Once equipment is installed, some companies allow you to contract with any service you choose for monitoring, while others require you to use their monitoring service for a specific period of time (usually two or three years). Some companies give big breaks on equipment and installation costs if you sign on with them for monitoring.
If you’re not satisfied with the quality or price of a company that locks you into its monitoring service, it will cost plenty to take your business elsewhere: You’ll have to continue paying for the duration of the original contract or pay a hefty cancellation penalty.
Some companies also make it difficult to switch monitoring services to another company even after the contract term is up. With most types of equipment, it is easy to switch companies. The new company just has to come to your home and reprogram the device that communicates with the central station. But to take over monitoring of the equipment, the new company will need to know the system’s programming code, and some companies refuse to provide these codes to their customers—or to the customers’ new monitoring service. If the new company can’t obtain these codes to reset the system, it might have to replace part or all of the control panel components, which can be expensive.
To maintain flexibility in choosing monitoring service, ask prospective installation companies to either supply you upfront with their systems’ programming codes or agree to come out to reset their systems, if requested. Because resetting the system usually involves a service call, it’s reasonable for a company to charge a fee for that work. Any such fee should be indicated on the written contract.
Our shoppers collected monitoring prices from the companies listed in our Ratings Tables. Most alarm installation companies do not actually perform the monitoring service, but simply act as sales agents for monitoring companies. Monitoring costs vary widely, as shown on the table below.

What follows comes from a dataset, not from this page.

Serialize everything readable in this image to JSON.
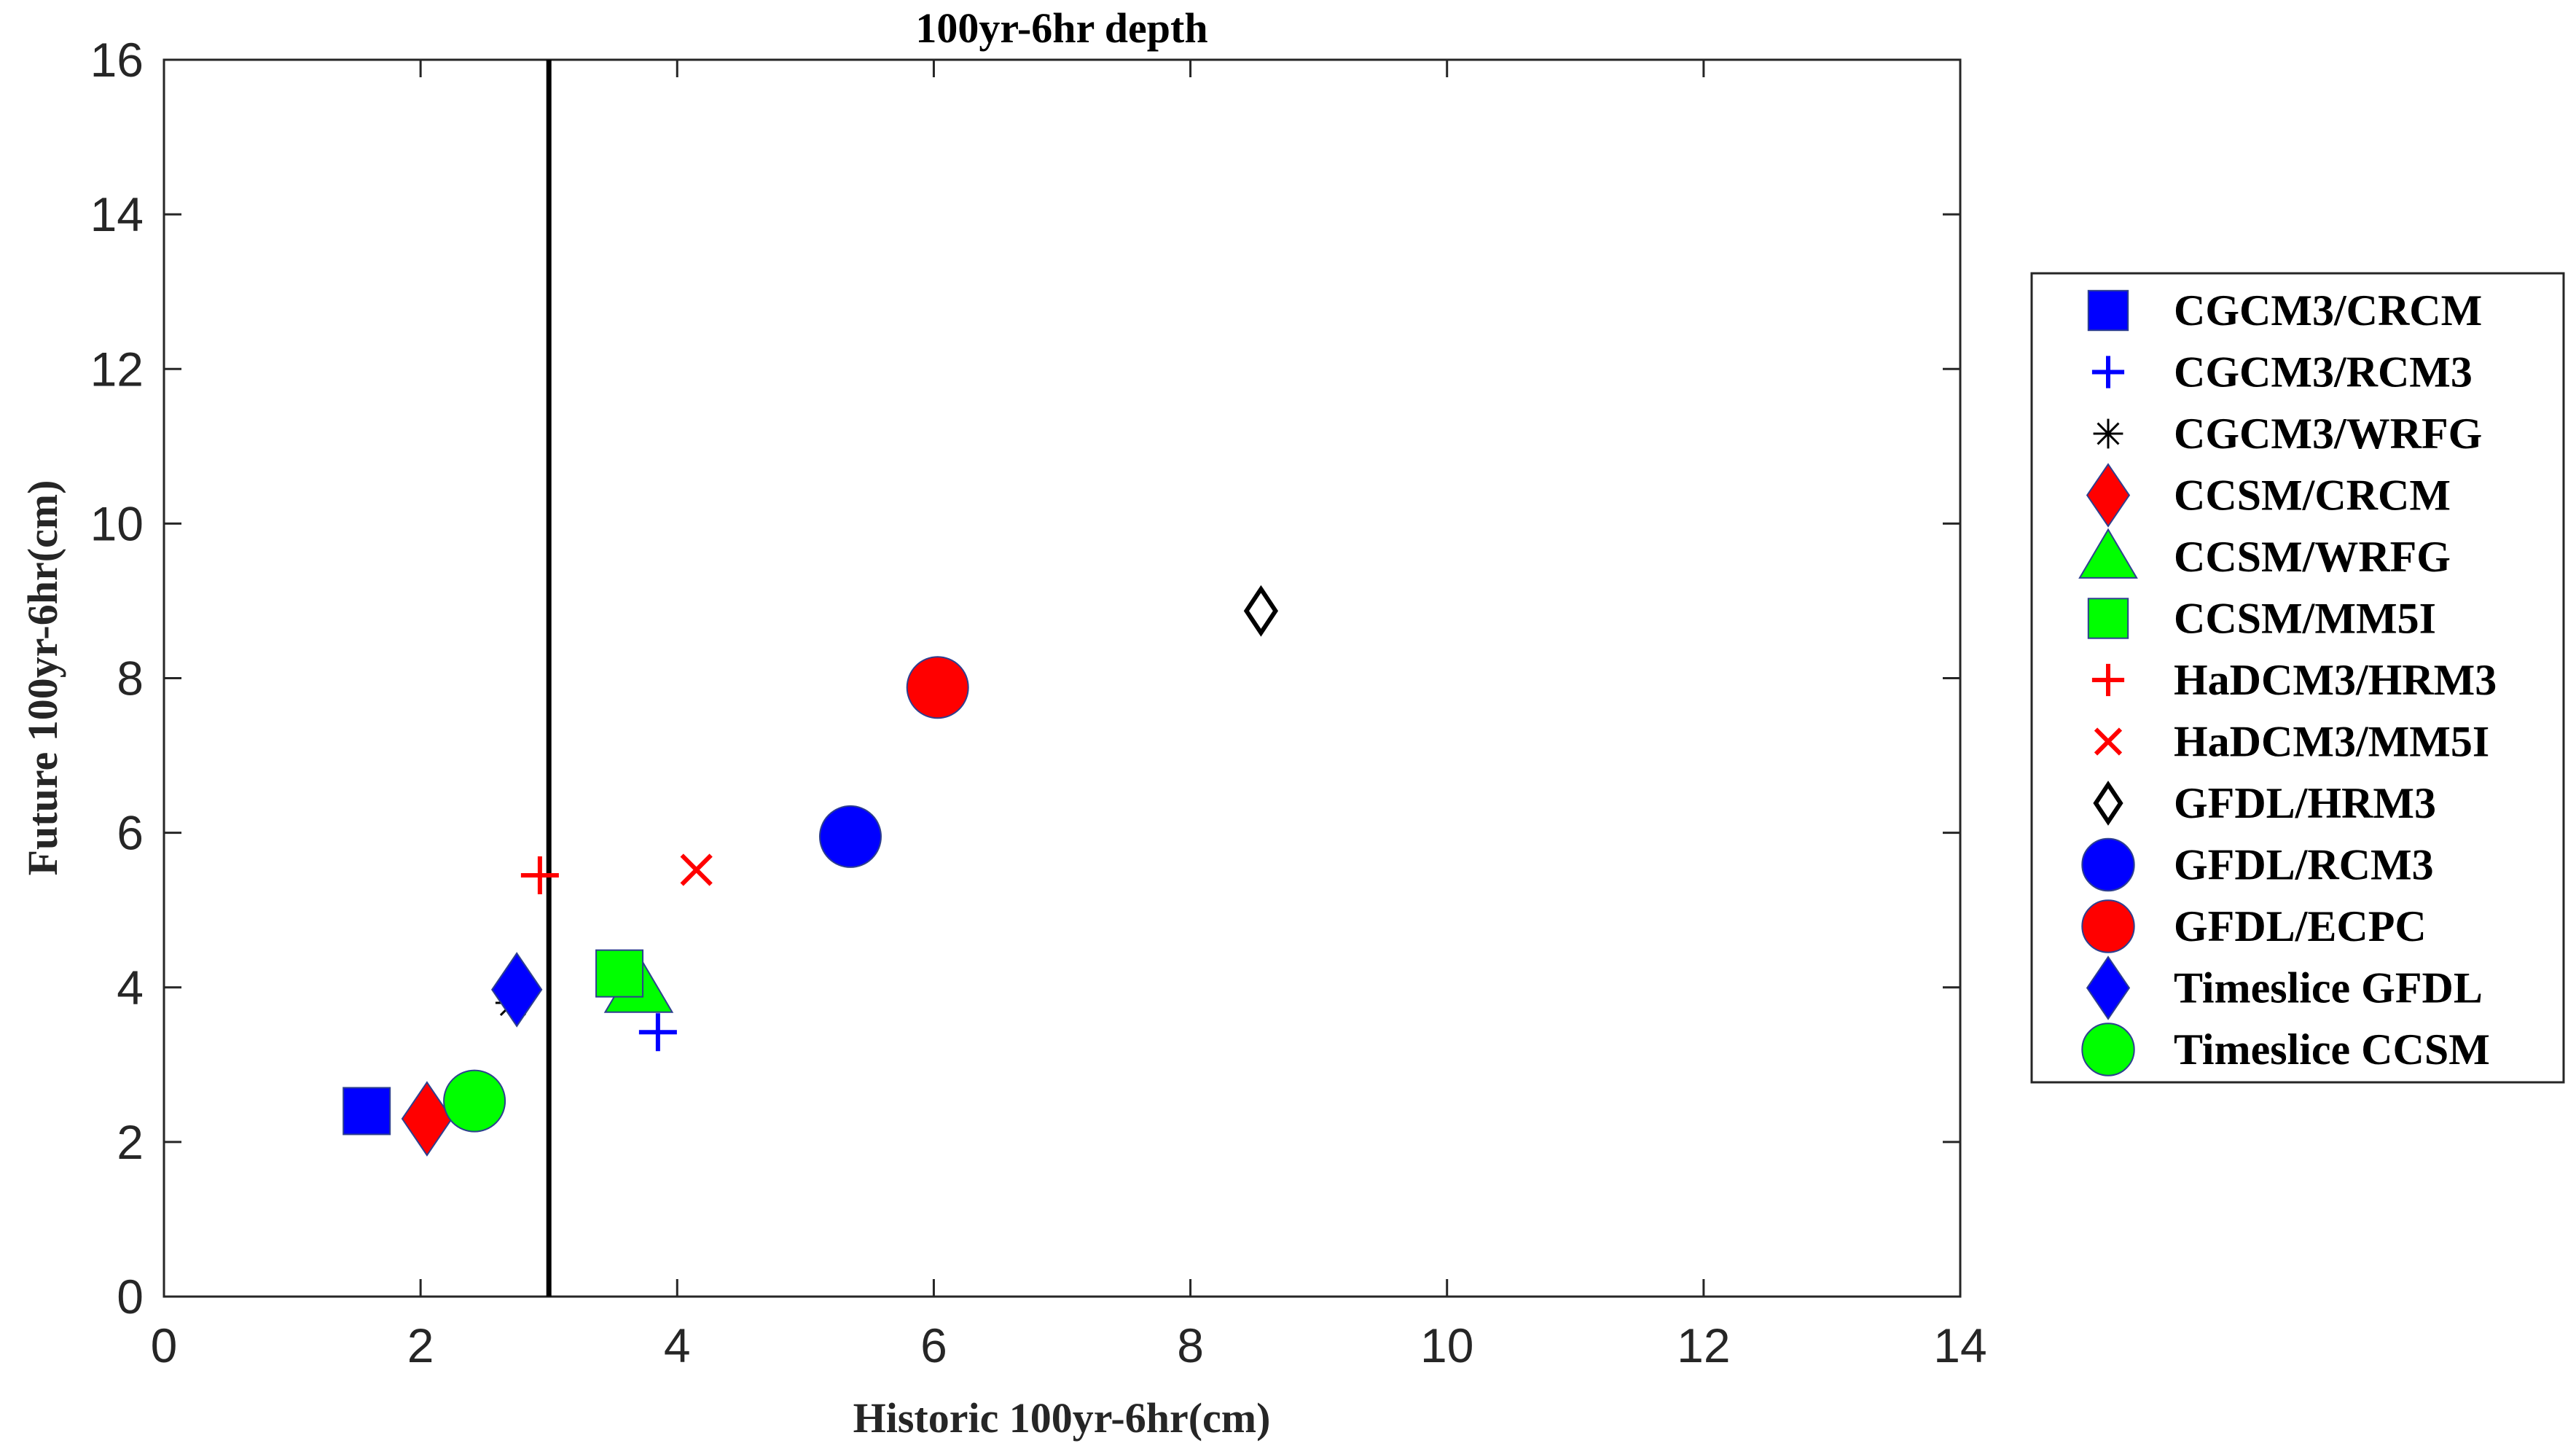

|Prices Quoted for Central Station Monitoring
Costs include required setup fees and available discounts for committing to service for 3 years
|Company||Landline monitoring for 3 years||Cellular monitoring for 3 years|
|ADT Security Services||$1,044||—1|
|Alarmguard Security Systems||$828||$1,388|
|Froula Alarm Systems||$1,050||$1,697|
|Guardian Security Systems||$1,137||$1,425|
|Home Safety Research||$1,078||$1,738|
|Puget Sound Alarm/Guard Assurance||$1,175||$1,230|
1 Insufficient data. Company would not quote prices for this service over the phone to our shoppers.
What Are the Payment Terms?
When obtaining bids for alarm system installation, discuss payment terms. The more you can pay after the job is complete, the better. The best arrangement is to pay a chunk of the installation price 15 or 30 days after completion: It gives you maximum leverage if any problems need to be corrected.
Check also the company’s monitoring agreement for any provisions that require auto-renewal of its monitoring service. Some companies will—without prior notification from customers within a fairly short window of time—automatically renew their monitoring service for a year or more. Because some companies routinely increase their monthly monitoring charges, strict auto-renewing agreements can be bad deals for you.
Will They Deal with the Paperwork?
Many jurisdictions require homeowners to register their alarm systems. The company you use should provide the required paperwork, and many will submit it for you. Most registrations either are free or require a nominal administrative fee. Some registrations must be renewed every few years. Your installer should inform you of the requirements in your area.